The last piece of the puzzle is how we display all of this to the user. The way it works is that developer.mozilla.org/$locale/search returns a static page that is blank. As soon as the page has loaded, it lazy-loads JavaScript that can actually issue the XHR request to get and display search results. The code looks something like this:

function SearchResults() {
  const [searchParams] = useSearchParams();
  const sp = createSearchParams(searchParams);
  // add defaults and stuff here
  const fetchURL = `/api/v1/search?${sp.toString()}`;

  const { data, error } = useSWR(
    fetchURL,
    async (url) => {
      const response = await fetch(URL);
      // various checks on the response.statusCode here
      return await response.json();
    }
  );

  // render 'data' or 'error' accordingly here

A lot of interesting details are omitted from this code snippet. You have to check it out for yourself to get a more up-to-date insight into how it actually works. But basically, the window.location (and pushState) query string drives the fetch() call and then all the component has to do is display the search results with some highlighting.

The /api/v1/search endpoint also runs a suggestion query as part of the main search query. This extracts out interest alternative search queries. These are filtered and scored and we issue "sub-queries" just to get a count for each. Now we can do one of those "Did you mean...". For example: search for intersections.

In conclusion

There are a lot of interesting, important, and careful details that are glossed over here in this blog post.
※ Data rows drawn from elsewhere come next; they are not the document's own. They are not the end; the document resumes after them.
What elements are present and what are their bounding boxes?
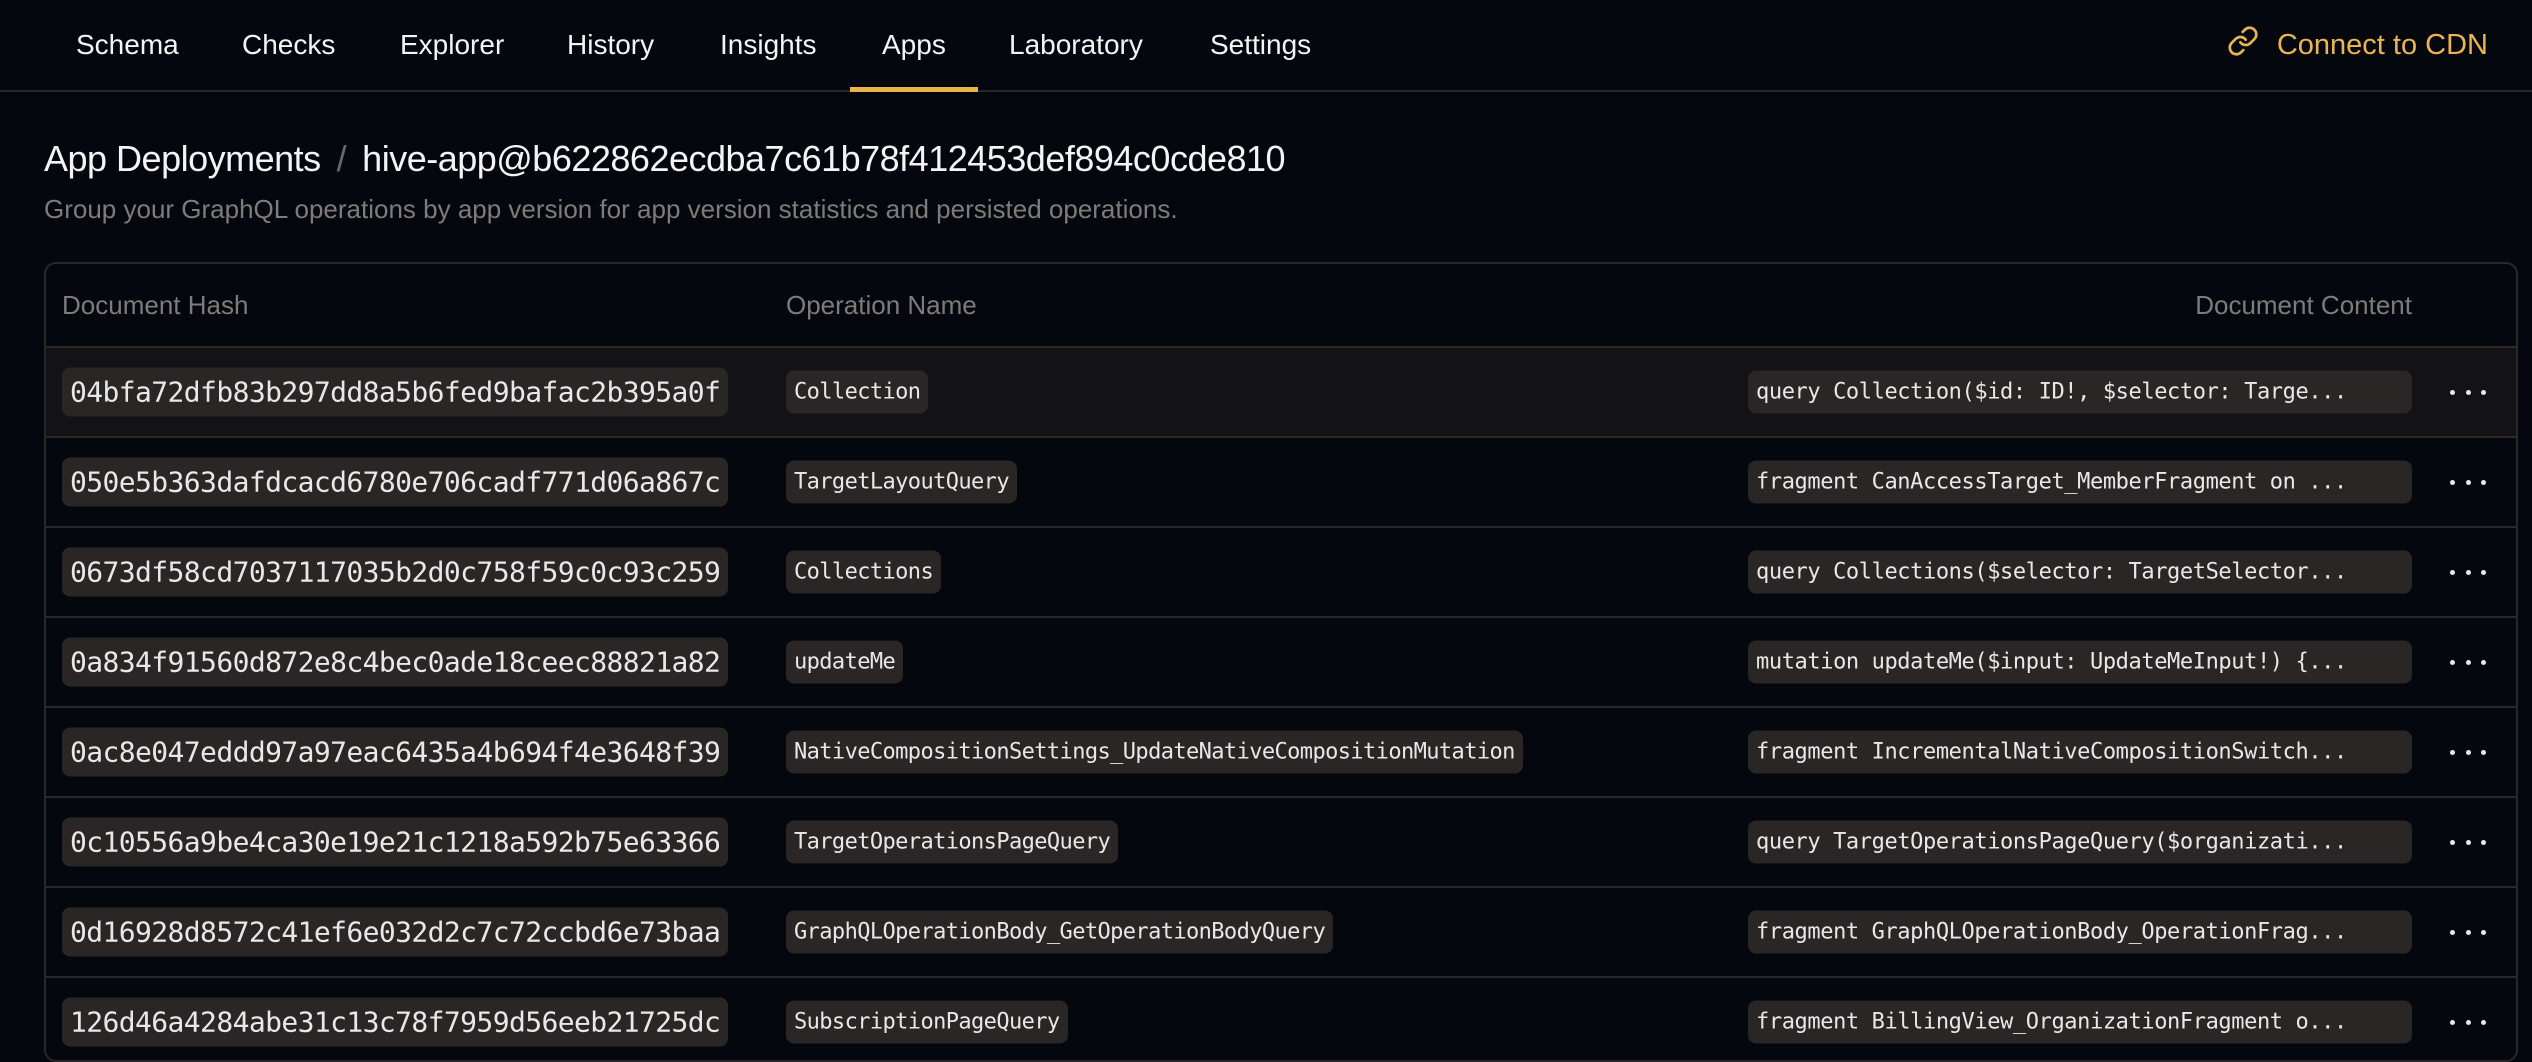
document-hash: 050e5b363dafdcacd6780e706cadf771d06a867c bbox=[62, 457, 729, 507]
table-row[interactable]: 0673df58cd7037117035b2d0c758f59c0c93c259… bbox=[46, 528, 2516, 618]
tab-schema[interactable]: Schema bbox=[76, 0, 179, 90]
top-navigation: Schema Checks Explorer History Insights … bbox=[0, 0, 2532, 92]
document-content: fragment GraphQLOperationBody_OperationF… bbox=[1748, 910, 2412, 954]
document-content: fragment CanAccessTarget_MemberFragment … bbox=[1748, 460, 2412, 504]
tab-insights[interactable]: Insights bbox=[720, 0, 817, 90]
tab-explorer[interactable]: Explorer bbox=[400, 0, 504, 90]
documents-table: Document Hash Operation Name Document Co… bbox=[44, 262, 2518, 1062]
breadcrumb: App Deployments / hive-app@b622862ecdba7… bbox=[44, 138, 1286, 180]
breadcrumb-separator: / bbox=[336, 138, 347, 179]
operation-name: TargetLayoutQuery bbox=[786, 460, 1017, 504]
document-content: mutation updateMe($input: UpdateMeInput!… bbox=[1748, 640, 2412, 684]
page-title: hive-app@b622862ecdba7c61b78f412453def89… bbox=[362, 138, 1286, 179]
tab-apps[interactable]: Apps bbox=[850, 0, 978, 92]
ellipsis-icon[interactable] bbox=[2450, 1010, 2486, 1034]
tab-settings[interactable]: Settings bbox=[1210, 0, 1311, 90]
page-description: Group your GraphQL operations by app ver… bbox=[44, 194, 1178, 224]
table-row[interactable]: 0ac8e047eddd97a97eac6435a4b694f4e3648f39… bbox=[46, 708, 2516, 798]
link-icon bbox=[2227, 25, 2259, 65]
operation-name: NativeCompositionSettings_UpdateNativeCo… bbox=[786, 730, 1523, 774]
document-hash: 0c10556a9be4ca30e19e21c1218a592b75e63366 bbox=[62, 817, 729, 867]
table-row[interactable]: 0a834f91560d872e8c4bec0ade18ceec88821a82… bbox=[46, 618, 2516, 708]
ellipsis-icon[interactable] bbox=[2450, 650, 2486, 674]
document-content: fragment BillingView_OrganizationFragmen… bbox=[1748, 1000, 2412, 1044]
ellipsis-icon[interactable] bbox=[2450, 740, 2486, 764]
operation-name: Collections bbox=[786, 550, 942, 594]
document-hash: 0a834f91560d872e8c4bec0ade18ceec88821a82 bbox=[62, 637, 729, 687]
document-content: fragment IncrementalNativeCompositionSwi… bbox=[1748, 730, 2412, 774]
tab-history[interactable]: History bbox=[567, 0, 654, 90]
ellipsis-icon[interactable] bbox=[2450, 830, 2486, 854]
table-body: 04bfa72dfb83b297dd8a5b6fed9bafac2b395a0f… bbox=[46, 348, 2516, 1060]
table-row[interactable]: 04bfa72dfb83b297dd8a5b6fed9bafac2b395a0f… bbox=[46, 348, 2516, 438]
table-row[interactable]: 0d16928d8572c41ef6e032d2c7c72ccbd6e73baa… bbox=[46, 888, 2516, 978]
document-hash: 0ac8e047eddd97a97eac6435a4b694f4e3648f39 bbox=[62, 727, 729, 777]
operation-name: GraphQLOperationBody_GetOperationBodyQue… bbox=[786, 910, 1334, 954]
operation-name: TargetOperationsPageQuery bbox=[786, 820, 1119, 864]
column-header-document-hash: Document Hash bbox=[62, 289, 249, 320]
table-header: Document Hash Operation Name Document Co… bbox=[46, 264, 2516, 348]
tab-checks[interactable]: Checks bbox=[242, 0, 335, 90]
table-row[interactable]: 0c10556a9be4ca30e19e21c1218a592b75e63366… bbox=[46, 798, 2516, 888]
document-content: query Collection($id: ID!, $selector: Ta… bbox=[1748, 370, 2412, 414]
operation-name: SubscriptionPageQuery bbox=[786, 1000, 1068, 1044]
operation-name: updateMe bbox=[786, 640, 904, 684]
column-header-document-content: Document Content bbox=[2195, 289, 2412, 320]
document-hash: 0673df58cd7037117035b2d0c758f59c0c93c259 bbox=[62, 547, 729, 597]
document-hash: 0d16928d8572c41ef6e032d2c7c72ccbd6e73baa bbox=[62, 907, 729, 957]
operation-name: Collection bbox=[786, 370, 929, 414]
document-content: query TargetOperationsPageQuery($organiz… bbox=[1748, 820, 2412, 864]
breadcrumb-app-deployments[interactable]: App Deployments bbox=[44, 138, 321, 180]
connect-to-cdn-button[interactable]: Connect to CDN bbox=[2227, 0, 2488, 90]
ellipsis-icon[interactable] bbox=[2450, 380, 2486, 404]
tab-laboratory[interactable]: Laboratory bbox=[1009, 0, 1143, 90]
ellipsis-icon[interactable] bbox=[2450, 470, 2486, 494]
column-header-operation-name: Operation Name bbox=[786, 289, 977, 320]
document-content: query Collections($selector: TargetSelec… bbox=[1748, 550, 2412, 594]
ellipsis-icon[interactable] bbox=[2450, 560, 2486, 584]
document-hash: 126d46a4284abe31c13c78f7959d56eeb21725dc bbox=[62, 997, 729, 1047]
document-hash: 04bfa72dfb83b297dd8a5b6fed9bafac2b395a0f bbox=[62, 367, 729, 417]
ellipsis-icon[interactable] bbox=[2450, 920, 2486, 944]
connect-to-cdn-label: Connect to CDN bbox=[2276, 28, 2488, 61]
table-row[interactable]: 126d46a4284abe31c13c78f7959d56eeb21725dc… bbox=[46, 978, 2516, 1060]
table-row[interactable]: 050e5b363dafdcacd6780e706cadf771d06a867c… bbox=[46, 438, 2516, 528]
It's a constantly evolving system and we're constantly trying to improve and perfect the system in a way that it fits what users expect.

A lot of people reach MDN via a Google search (e.g. mdn array foreach) but despite that, nearly 5% of all traffic on MDN is the site-search functionality. The /$locale/search?... endpoint is the most frequently viewed page of all of MDN. And having a good search engine that's reliable is nevertheless important. By owning and controlling the whole pipeline allows us to do specific things that are unique to MDN that other websites don't need. For example, we index a lot of raw HTML (e.g. <video>) and we have code snippets that needs to be searchable.

Hopefully, the MDN site-search will elevate from being known to be very limited to something now that can genuinely help people get to the exact page better than Google can. Yes, it's worth aiming high!